Add To Short Positions Now – The Storm Is Here
Posted 9:30 AM ET - I've been telling you for weeks that the market is pricing in positive outcomes for all of the unresolved issues and that surprise favors the downside. Yesterday the S&P 500 tested the 200-day moving average and this morning it will open below it. Good news has not been able to curb profit-taking and the selling pressure this week has been constant. We are going to short the other half of our SPY position on the open today.
These issues soured overnight.
China's trade numbers were horrible. Exports fell 20.7% Y/Y (versus -5% expected) and imports fell 5.2% (versus -.6% expected). The PBOC has been easing to no avail. Next Tuesday China will release retail sales and industrial production and those numbers will be critical. Taiwan's exports in February were down 8.8% (-.7% expected) and imports fell 19.7% (versus 4.8% increase expected).
Two articles (New York Times and Wall Street Journal) outline trade deal concerns with China. The framework has been approved, but the gap on each individual issue is still very wide. Xi will preserve his strong public image and he will not meet with Trump later this month if he does not feel that all of the details have been hammered out. The Chinese are very leery of Trump's habit of changing terms at the last minute. Investors have priced in a good trade deal with the signing at Mar-a-Lago on March 27th.
Speaking of trade deals, I've been mentioning that the EU is impossible to strike a deal with because they are fragmented.

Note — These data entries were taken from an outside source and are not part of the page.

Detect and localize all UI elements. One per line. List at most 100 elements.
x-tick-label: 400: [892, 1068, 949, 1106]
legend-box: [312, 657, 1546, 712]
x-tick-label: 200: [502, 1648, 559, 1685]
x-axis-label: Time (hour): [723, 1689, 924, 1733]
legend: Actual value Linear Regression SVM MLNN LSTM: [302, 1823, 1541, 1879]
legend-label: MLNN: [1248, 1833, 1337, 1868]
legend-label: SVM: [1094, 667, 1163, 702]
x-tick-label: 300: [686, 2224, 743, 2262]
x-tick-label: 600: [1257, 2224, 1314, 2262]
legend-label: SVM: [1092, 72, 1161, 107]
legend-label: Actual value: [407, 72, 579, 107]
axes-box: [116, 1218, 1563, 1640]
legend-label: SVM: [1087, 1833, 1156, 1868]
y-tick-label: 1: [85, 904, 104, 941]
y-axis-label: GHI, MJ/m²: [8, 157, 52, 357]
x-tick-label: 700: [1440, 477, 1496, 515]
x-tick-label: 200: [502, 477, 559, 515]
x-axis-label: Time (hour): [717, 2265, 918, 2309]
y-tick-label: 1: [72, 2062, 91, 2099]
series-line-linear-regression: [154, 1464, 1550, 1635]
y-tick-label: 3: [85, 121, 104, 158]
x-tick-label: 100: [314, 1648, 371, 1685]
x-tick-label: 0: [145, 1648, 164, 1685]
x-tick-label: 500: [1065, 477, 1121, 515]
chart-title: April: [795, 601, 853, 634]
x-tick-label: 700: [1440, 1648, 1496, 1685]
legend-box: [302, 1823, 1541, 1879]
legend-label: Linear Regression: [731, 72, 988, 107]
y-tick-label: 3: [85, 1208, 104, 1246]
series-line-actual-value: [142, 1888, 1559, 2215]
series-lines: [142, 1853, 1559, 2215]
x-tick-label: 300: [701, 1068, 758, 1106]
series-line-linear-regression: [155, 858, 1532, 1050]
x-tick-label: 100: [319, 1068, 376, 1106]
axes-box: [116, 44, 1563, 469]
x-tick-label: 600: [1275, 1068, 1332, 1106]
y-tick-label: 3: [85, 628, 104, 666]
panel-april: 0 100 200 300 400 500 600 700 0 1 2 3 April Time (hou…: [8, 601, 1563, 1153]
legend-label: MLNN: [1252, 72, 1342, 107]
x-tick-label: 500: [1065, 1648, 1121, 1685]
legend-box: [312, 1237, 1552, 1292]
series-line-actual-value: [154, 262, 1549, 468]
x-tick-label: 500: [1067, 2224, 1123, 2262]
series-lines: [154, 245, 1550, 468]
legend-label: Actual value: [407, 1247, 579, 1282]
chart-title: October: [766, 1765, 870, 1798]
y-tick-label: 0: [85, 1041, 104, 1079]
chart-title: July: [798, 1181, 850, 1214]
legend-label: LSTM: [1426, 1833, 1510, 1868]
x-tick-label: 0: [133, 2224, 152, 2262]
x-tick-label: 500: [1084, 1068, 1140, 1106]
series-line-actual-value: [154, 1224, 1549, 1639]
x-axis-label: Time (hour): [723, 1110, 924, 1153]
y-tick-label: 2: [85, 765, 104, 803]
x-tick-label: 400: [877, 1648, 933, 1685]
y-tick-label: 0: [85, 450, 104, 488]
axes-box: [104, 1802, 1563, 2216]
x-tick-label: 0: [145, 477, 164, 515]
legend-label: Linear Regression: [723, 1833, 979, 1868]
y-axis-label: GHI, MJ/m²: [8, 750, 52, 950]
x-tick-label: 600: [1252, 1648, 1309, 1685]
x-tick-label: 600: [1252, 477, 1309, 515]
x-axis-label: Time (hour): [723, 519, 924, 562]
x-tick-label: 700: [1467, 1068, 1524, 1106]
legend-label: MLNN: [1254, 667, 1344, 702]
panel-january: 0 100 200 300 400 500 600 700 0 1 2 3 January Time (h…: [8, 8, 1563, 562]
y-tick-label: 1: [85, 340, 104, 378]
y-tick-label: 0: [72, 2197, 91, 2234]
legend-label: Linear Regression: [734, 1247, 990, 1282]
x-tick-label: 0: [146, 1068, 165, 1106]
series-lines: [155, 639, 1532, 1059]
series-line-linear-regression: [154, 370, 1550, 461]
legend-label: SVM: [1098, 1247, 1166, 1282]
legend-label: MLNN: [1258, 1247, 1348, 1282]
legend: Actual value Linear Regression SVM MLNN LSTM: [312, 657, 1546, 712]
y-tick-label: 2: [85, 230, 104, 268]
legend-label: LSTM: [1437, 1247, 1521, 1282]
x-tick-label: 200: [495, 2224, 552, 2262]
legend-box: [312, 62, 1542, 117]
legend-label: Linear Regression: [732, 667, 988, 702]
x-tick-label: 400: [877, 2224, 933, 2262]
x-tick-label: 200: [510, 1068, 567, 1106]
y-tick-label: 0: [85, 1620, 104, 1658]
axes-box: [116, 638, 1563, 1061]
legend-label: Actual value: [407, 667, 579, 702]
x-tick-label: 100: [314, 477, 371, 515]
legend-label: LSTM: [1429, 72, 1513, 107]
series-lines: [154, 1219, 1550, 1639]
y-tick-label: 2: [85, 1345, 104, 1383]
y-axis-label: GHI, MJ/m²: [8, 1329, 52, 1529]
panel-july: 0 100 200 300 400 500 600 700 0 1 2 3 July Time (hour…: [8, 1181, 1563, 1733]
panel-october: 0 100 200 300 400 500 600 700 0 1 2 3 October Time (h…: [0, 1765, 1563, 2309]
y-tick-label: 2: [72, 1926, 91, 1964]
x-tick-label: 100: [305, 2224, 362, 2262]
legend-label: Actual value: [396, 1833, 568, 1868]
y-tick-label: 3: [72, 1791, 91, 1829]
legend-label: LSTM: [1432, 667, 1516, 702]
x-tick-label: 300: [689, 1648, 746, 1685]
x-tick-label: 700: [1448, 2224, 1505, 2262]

Yesterday Cecilia Malmstrom (EU Trade Commissioner) said, “A full, comprehensive trade agreement - TTIP-style: there is no support for that in the European Union right now. That’s the truth.” They only want to negotiate a trade deal on industrial goods and autos. Car manufacturers are putting an extreme amount of pressure on European leaders. This statement came after she met with Robert Lighthizer and it is not what Claude Junker (EU President) promised in October. This is going to spark backlash from Trump.
The European Union is making it very painful for England to leave. A team from the UK is trying to negotiate Irish border checks with the EU. Even if the UK team succeeds the deal might not pass in the Parliament. EU officials said they will not extend the deadline unless they are certain that an agreement can pass. Brexit is a potential train wreck and it is only three weeks away. Central banks are preparing to backstop trillions of dollars in derivatives trades.
The ECB outlined extremely dovish policy yesterday and they postponed a rate hike until 2020. They lowered GDP forecasts and with zero rate interest policy they are painted into a corner (they have nothing in their monetary policy arsenal to stimulate growth).
Germany's factory orders for January fell 2.6% (.5% increase expected).
The jobs report was horrible. Only 20K new jobs were created in February (185K expected). This could be related to the government shut down, but investors are worried that overseas weakness will spread here. Also, the wage component was up a relatively hot .4%. This has inflation implications and the Fed is watching.
Trade negotiations will not be easy, global economic conditions are faltering and Brexit looms. Swing traders should short the SPY on the open today. This will be the second half of our position. Use a closing stop of $280. We were a little early to the party a few weeks ago and we took a small loss on that short. All of the issues I have been outlining are finally coming to fruition and it's time to sell.
Day traders should look for opportunities to get short this morning. Overseas markets were very weak so I'm not expecting much of a bounce. Take short positions early and use $275 (200-day MA) as your stop. The price action has been very weak the last few days and the selling pressure will accelerate now that we are below major support. I expect to see sell programs today and this could get nasty.
This is the moment we've been waiting for.